Saturday, June 27, 2009

When Infomercials help the world

Readers... I love infomercials, we know this. I don't share all of the infomercials I watch and know and love....but occasionally, I have to bring a product to your attention. You're going to be so glad I did. At about 3:47 this morning I saw an infomercial that changed me. I rewound it over and over and over again and it never grew old. Please watch the clip below.

No, this isn't a joke. This is an actual product that is sold online. I was so intrigued by this product that I went to their website. It did not disappoint!
They offer a step by step instruction guide, with photos of how to use the Uro Club...

Step 1: Unscrew the UroClub’s triple seal, leak proof cap.

Step 2: Clip the privacy towel to the UroClub and your belt or waist band.

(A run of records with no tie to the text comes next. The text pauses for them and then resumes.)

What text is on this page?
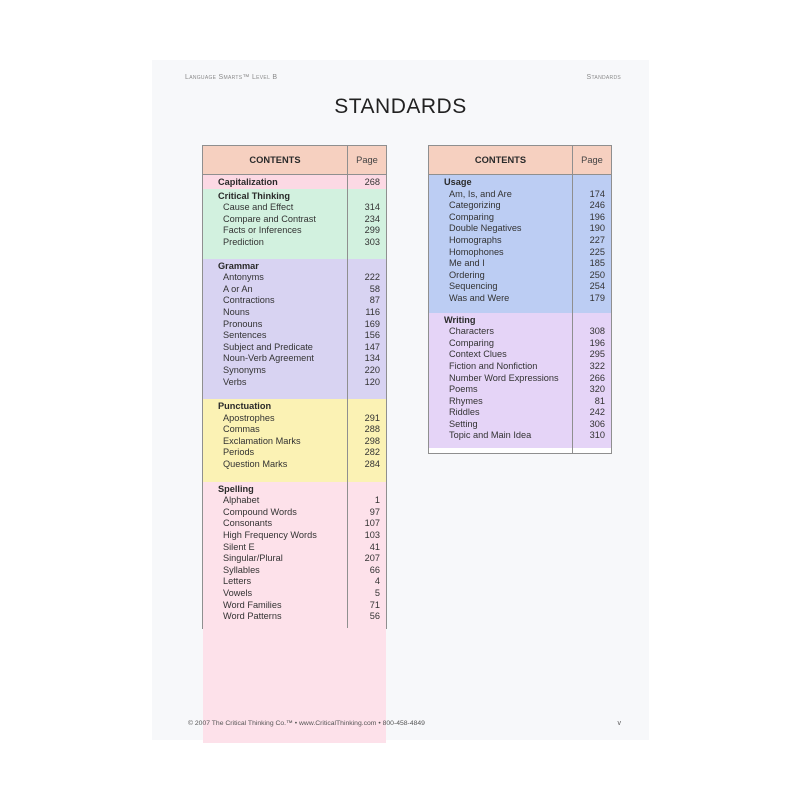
Language Smarts™ Level B	Standards
STANDARDS
CONTENTS	Page
Capitalization	268
Critical Thinking
Cause and Effect	314
Compare and Contrast	234
Facts or Inferences	299
Prediction	303
Grammar
Antonyms	222
A or An	58
Contractions	87
Nouns	116
Pronouns	169
Sentences	156
Subject and Predicate	147
Noun-Verb Agreement	134
Synonyms	220
Verbs	120
Punctuation
Apostrophes	291
Commas	288
Exclamation Marks	298
Periods	282
Question Marks	284
Spelling
Alphabet	1
Compound Words	97
Consonants	107
High Frequency Words	103
Silent E	41
Singular/Plural	207
Syllables	66
Letters	4
Vowels	5
Word Families	71
Word Patterns	56
CONTENTS	Page
Usage
Am, Is, and Are	174
Categorizing	246
Comparing	196
Double Negatives	190
Homographs	227
Homophones	225
Me and I	185
Ordering	250
Sequencing	254
Was and Were	179
Writing
Characters	308
Comparing	196
Context Clues	295
Fiction and Nonfiction	322
Number Word Expressions	266
Poems	320
Rhymes	81
Riddles	242
Setting	306
Topic and Main Idea	310
© 2007 The Critical Thinking Co.™ • www.CriticalThinking.com • 800-458-4849	v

Step 3: Discreetly relieve yourself and then get back into the game! Is it me or does this look like he's doing something far worse than urinating??? I don't think there is anything "discreet" about it.
And who is the inventor? Who do we have to thank for this product? Well, he's a Urologist who took the time to write an intro and post a picture of himself...
This may sound like a joke, but it’s not. I am a Board Certified Urologist, practicing in Florida, a place where Golf is played year round. Every day I hear these same complaints from my patients because they suffer from urinary frequency (a condition that can begin in men, as early as their mid 30’s). Even if you don’t have this problem, let’s face it, there are not too many bathrooms on the golf course.These are the very patients that inspired me to create the UroClub™. A camouflaged portable urinal, designed to be discrete, sanitary and create an air of privacy! It looks like an ordinary golf club and comes equipped with a unique removable golf towel clipped to the shaft that functions as a privacy shield!Imagine, giving the appearance of taking a practice swing, while both privately and confidentially, you are able to relieve yourself without any embarrassment! This can be accomplished easily while standing by the golf cart, as well. Have the confidence to drink whatever you wish during your game and not worry if you’ll make it to the clubhouse in time!
Thank you Doctor. Thank you so much. I love that I live in America....where every dream has a chance.


Bryan said...

Thanks for sharing this Lisa! This seems to be a very helpful and needed product. Unfortunately I won't be buying this product. Looks like it was made for the "average" man. I of course am not average. The towel is simply way too short. I need privacy.

Lonna said...

WEll, I peed reading this blog, what am I, a female suppose to do? Where is my relief? How sexist can you get Doctor!
Lisa, perhaps this is the next big thing and we can be the ground floor!